We've already seen the results of the Grand Jury's cherry picking the documentation and testimony for its conclusions.

Here's another bit of cherry picked wisdom:

"In our opinion if an item on the agenda is too trivial or inconsequential to require any debate or discussion then the item probably shouldn't be on the agenda and the Board should not be wasting its time on it.

Delegate the decision to the district and be done with it. At least that way there will be one person that can be held responsible rather than a group of nine politicians."

Next, the Jury moves from opinion to "knowledge and authority."

"Placing items on a consent agenda is just a way to keep control while dodging responsibility. We believe the Board's desire to have these financial items on the agenda is tied to the natural desire of some politicians to be standing nearby whenever the taxpayer's cash register is opened."

And I suppose the Jurors believe in Santa Claus, too.

At least the Grand Jury was honest enough to report the first part as an opinion.

I have to wonder exactly whose testimony and which documents they examined in order to come up with these crackpot ideas.

Without question, there is another set of documents the Grand Jury failed to examine or consider and those would be the laws of Florida.

Specifically, the state's education code, dealing with the powers and authority of the School Board, and directly, , FS 1001.42(12)(g)  Approval and payment of accounts.—Implement a system of accounting and budgetary control to ensure that payments do not exceed amounts budgeted, as required by law; make available all records for proper audit by state officials or independent certified public accountants; and have prepared required periodic statements to be filed with the Department of Education as provided by rules of the State Board of Education.

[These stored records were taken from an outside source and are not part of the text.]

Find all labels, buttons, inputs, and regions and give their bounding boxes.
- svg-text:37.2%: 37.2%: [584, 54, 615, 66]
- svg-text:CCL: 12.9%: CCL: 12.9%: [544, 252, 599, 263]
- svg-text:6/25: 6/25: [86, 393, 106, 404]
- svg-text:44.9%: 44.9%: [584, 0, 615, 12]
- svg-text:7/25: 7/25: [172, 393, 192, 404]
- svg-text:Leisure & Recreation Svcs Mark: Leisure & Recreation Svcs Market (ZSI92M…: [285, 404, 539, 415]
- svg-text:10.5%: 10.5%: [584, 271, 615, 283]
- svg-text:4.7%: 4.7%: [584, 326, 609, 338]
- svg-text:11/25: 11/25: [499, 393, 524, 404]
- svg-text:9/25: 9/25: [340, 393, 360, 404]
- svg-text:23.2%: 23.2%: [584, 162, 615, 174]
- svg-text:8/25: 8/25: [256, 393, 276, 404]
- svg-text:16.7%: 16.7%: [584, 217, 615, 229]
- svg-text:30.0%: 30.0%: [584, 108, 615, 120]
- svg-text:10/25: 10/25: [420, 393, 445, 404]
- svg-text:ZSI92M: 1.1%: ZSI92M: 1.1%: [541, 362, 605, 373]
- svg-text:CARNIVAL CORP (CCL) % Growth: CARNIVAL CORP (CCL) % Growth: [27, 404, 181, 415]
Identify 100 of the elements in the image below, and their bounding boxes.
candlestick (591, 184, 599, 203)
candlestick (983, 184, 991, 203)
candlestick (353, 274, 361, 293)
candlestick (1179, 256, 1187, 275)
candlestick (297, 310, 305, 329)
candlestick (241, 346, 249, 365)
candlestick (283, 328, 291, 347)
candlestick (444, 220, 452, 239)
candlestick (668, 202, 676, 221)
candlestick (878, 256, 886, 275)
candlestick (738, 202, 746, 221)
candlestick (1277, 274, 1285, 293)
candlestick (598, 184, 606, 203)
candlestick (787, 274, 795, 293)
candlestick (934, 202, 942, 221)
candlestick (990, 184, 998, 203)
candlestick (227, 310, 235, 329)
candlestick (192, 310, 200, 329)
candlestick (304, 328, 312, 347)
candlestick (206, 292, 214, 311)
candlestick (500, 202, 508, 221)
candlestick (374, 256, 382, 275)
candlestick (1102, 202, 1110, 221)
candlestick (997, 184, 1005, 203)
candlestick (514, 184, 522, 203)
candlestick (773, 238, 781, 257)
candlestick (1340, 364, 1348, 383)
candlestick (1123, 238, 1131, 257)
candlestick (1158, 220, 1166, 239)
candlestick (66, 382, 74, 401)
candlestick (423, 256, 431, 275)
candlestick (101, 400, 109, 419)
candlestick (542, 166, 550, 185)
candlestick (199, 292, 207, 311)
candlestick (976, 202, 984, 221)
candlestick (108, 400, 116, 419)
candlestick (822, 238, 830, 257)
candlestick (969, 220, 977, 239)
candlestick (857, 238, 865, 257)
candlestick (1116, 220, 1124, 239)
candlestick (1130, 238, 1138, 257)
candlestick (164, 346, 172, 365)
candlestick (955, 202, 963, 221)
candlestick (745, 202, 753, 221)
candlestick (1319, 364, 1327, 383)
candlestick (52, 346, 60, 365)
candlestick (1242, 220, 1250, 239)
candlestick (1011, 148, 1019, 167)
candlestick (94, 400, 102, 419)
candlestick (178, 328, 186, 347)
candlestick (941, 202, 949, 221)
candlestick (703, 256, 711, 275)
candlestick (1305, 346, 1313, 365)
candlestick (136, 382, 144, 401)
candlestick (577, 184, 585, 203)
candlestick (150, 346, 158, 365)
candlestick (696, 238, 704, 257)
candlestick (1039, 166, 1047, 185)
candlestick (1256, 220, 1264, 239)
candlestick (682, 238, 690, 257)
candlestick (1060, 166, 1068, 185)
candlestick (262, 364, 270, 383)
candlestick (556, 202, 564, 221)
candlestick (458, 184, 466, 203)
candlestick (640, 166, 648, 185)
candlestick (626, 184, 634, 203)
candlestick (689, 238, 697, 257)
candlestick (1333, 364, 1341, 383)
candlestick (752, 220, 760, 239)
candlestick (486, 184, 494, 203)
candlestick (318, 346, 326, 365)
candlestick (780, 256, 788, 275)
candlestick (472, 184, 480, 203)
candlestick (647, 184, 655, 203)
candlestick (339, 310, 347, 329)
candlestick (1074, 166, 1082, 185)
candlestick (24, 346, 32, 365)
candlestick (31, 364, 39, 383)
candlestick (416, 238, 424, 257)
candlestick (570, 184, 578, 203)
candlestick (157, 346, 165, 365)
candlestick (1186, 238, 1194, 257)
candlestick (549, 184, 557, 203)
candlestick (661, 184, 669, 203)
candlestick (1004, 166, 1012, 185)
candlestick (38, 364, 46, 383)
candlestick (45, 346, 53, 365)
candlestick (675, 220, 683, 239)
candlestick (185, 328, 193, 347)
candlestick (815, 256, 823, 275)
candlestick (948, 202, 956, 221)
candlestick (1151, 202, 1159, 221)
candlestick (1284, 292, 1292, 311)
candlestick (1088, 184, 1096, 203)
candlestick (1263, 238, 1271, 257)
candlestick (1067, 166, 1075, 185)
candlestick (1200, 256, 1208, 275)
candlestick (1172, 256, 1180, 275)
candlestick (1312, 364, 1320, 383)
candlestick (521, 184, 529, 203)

Essentially this means that according to the law, not according to somebody's opinion or "natural desire to be at the taxpayer's cash register," the School Board must be directly involved in purchasing decisions.

The Board simply does not have the power or authority to delegate what the report calls "trivial" purchasing decisions to staff or anyone else.

But that apparently makes no difference to the Grand Jury.

Perhaps the members of the Jury would prefer to sit in review of the Governor and Legislature so that it can suggest and correct state law to fit its own opinions.

But then the members can always run for the Legislature and change the laws from within.

Only here's the rub...

They'd become money grubbing, unqualified, meddling politicians.